As with most technology innovations, solid-state drives (SSDs) began with high performance, as well as a high price tag. Data centers saw the value, and as technology progressed and OEMs saw the potential for slimmer, lighter form factors (which gave rise to new products like the Apple MacBook Air) SSDs have found their way into mainstream consumer technology. And with mainstream consumer technology, comes a high sensitivity to price. While end users may flinch at a conversation about Error Code Correction (ECC) mechanisms, and say their primary concern is price, these same users would go crazy if their low-priced SSD loses their data! And thus, we engineers have to be concerned about things like ECC mechanisms – and we enjoy those conversations.
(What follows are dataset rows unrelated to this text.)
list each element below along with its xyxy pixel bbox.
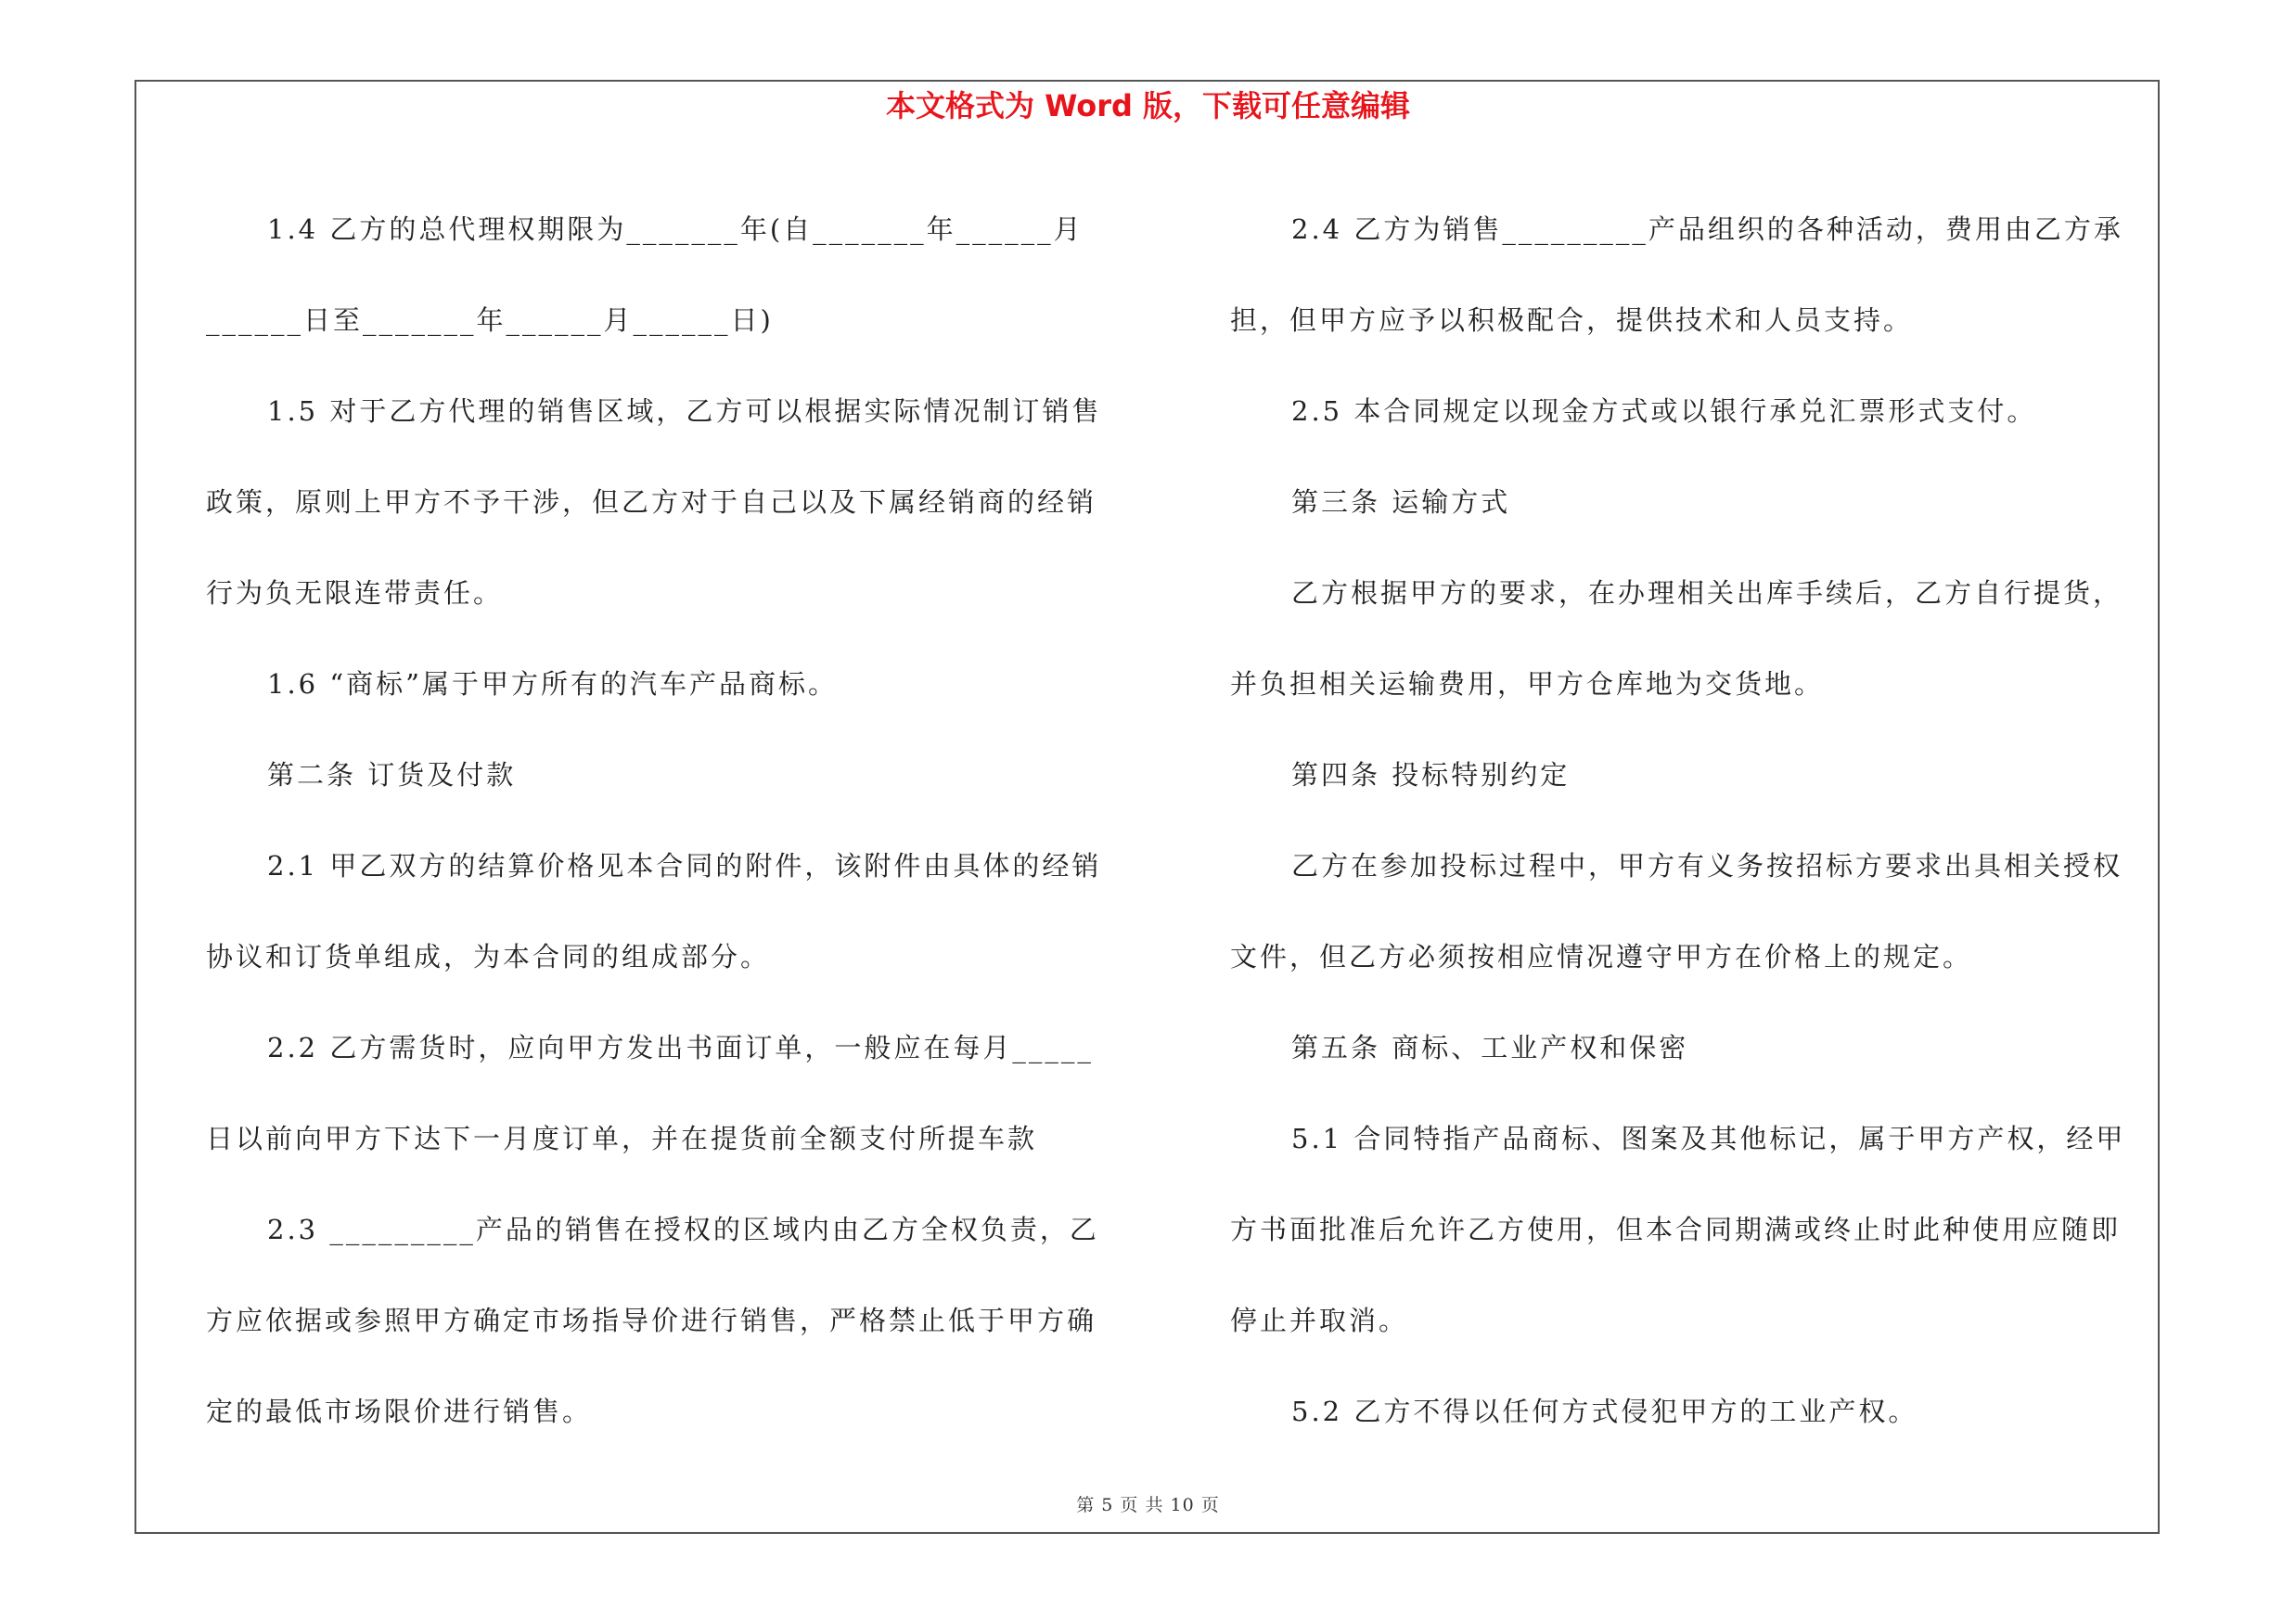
paragraph-line: 政策，原则上甲方不予干涉，但乙方对于自己以及下属经销商的经销 xyxy=(206,486,1097,518)
header-title: 本文格式为 Word 版，下载可任意编辑 xyxy=(885,88,1411,123)
section-heading: 第四条 投标特别约定 xyxy=(1291,759,1571,791)
right-column xyxy=(1230,184,2167,1457)
paragraph-line: 2.3 _________产品的销售在授权的区域内由乙方全权负责，乙 xyxy=(267,1214,1099,1245)
paragraph-line: 2.5 本合同规定以现金方式或以银行承兑汇票形式支付。 xyxy=(1291,395,2037,427)
paragraph-line: 定的最低市场限价进行销售。 xyxy=(206,1396,593,1427)
page-number: 第 5 页 共 10 页 xyxy=(1076,1495,1220,1515)
paragraph-line: 方应依据或参照甲方确定市场指导价进行销售，严格禁止低于甲方确 xyxy=(206,1305,1097,1336)
paragraph-line: 担，但甲方应予以积极配合，提供技术和人员支持。 xyxy=(1230,304,1914,336)
paragraph-line: 2.2 乙方需货时，应向甲方发出书面订单，一般应在每月_____ xyxy=(267,1032,1094,1063)
paragraph-line: 1.4 乙方的总代理权期限为_______年(自_______年______月 xyxy=(267,213,1084,245)
paragraph-line: 方书面批准后允许乙方使用，但本合同期满或终止时此种使用应随即 xyxy=(1230,1214,2122,1245)
paragraph-line: 2.4 乙方为销售_________产品组织的各种活动，费用由乙方承 xyxy=(1291,213,2123,245)
paragraph-line: 乙方根据甲方的要求，在办理相关出库手续后，乙方自行提货， xyxy=(1291,577,2123,609)
paragraph-line: 协议和订货单组成，为本合同的组成部分。 xyxy=(206,941,771,973)
paragraph-line: 1.5 对于乙方代理的销售区域，乙方可以根据实际情况制订销售 xyxy=(267,395,1102,427)
paragraph-line: 并负担相关运输费用，甲方仓库地为交货地。 xyxy=(1230,668,1825,700)
left-column xyxy=(206,184,1134,1457)
section-heading: 第二条 订货及付款 xyxy=(267,759,517,791)
paragraph-line: 2.1 甲乙双方的结算价格见本合同的附件，该附件由具体的经销 xyxy=(267,850,1102,882)
paragraph-line: 日以前向甲方下达下一月度订单，并在提货前全额支付所提车款 xyxy=(206,1123,1038,1154)
section-heading: 第五条 商标、工业产权和保密 xyxy=(1291,1032,1689,1063)
section-heading: 第三条 运输方式 xyxy=(1291,486,1511,518)
paragraph-line: ______日至_______年______月______日) xyxy=(206,304,774,336)
paragraph-line: 文件，但乙方必须按相应情况遵守甲方在价格上的规定。 xyxy=(1230,941,1973,973)
paragraph-line: 1.6 “商标”属于甲方所有的汽车产品商标。 xyxy=(267,668,838,700)
paragraph-line: 5.2 乙方不得以任何方式侵犯甲方的工业产权。 xyxy=(1291,1396,1918,1427)
paragraph-line: 5.1 合同特指产品商标、图案及其他标记，属于甲方产权，经甲 xyxy=(1291,1123,2126,1154)
paragraph-line: 停止并取消。 xyxy=(1230,1305,1409,1336)
paragraph-line: 行为负无限连带责任。 xyxy=(206,577,504,609)
paragraph-line: 乙方在参加投标过程中，甲方有义务按招标方要求出具相关授权 xyxy=(1291,850,2123,882)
So let the discussions begin. As stated, consumer markets with embedded storage using solid-state, or NAND-flash devices, are especially cost sensitive. Much of what we do can be collectively known as “signal processing” to mitigate the issues that affect the bottom line of consumer storage products. The basic building block of any solid-state storage product is a floating-gate transistor cell. The floating gate can store discrete levels of electron charges. These levels translate into one or more stored binary bits. NAND-flash manufacturers generally adopt two methods to increase the density of storage 1) physically squeeze as many floating-gate devices as close together as possible, and 2) use each storage element to store as many bits as possible (current state-of-the-art technology stores 3 bits per floating-gate transistor). However, both directives tend to increase the error probability of the bits during retrieval. Marvell’s challenge was to create an enhanced ECC technology, that when used on efficient hardware architectures, would achieve the same data integrity with high-density NAND-flash that would otherwise tend to have a higher raw bit-error rate.
Adding to the complexity, each floating-gate transistor has a limited number of program-erase (P/E) cycles beyond which probability of error increases above a threshold that renders the transistor useless and unrepairable. This limitation is due to the erase procedure, which subjects the devices to doses of high voltages that cause physical deterioration of the transistors. As the number of P/E cycles increases, the probability of error also increases. A good error-correction strategy can mitigate these effects, and therefore extend the lifetime of the devices.
Marvell is currently in the midst of a development cycle for the third generation of Low Density Parity Check codes for solid-state storage applications. Our goal is to provide effective ECC management and strategies that allow the customer to lower the cost-per-unit storage, without sacrificing reliability. And that’s something to talk about!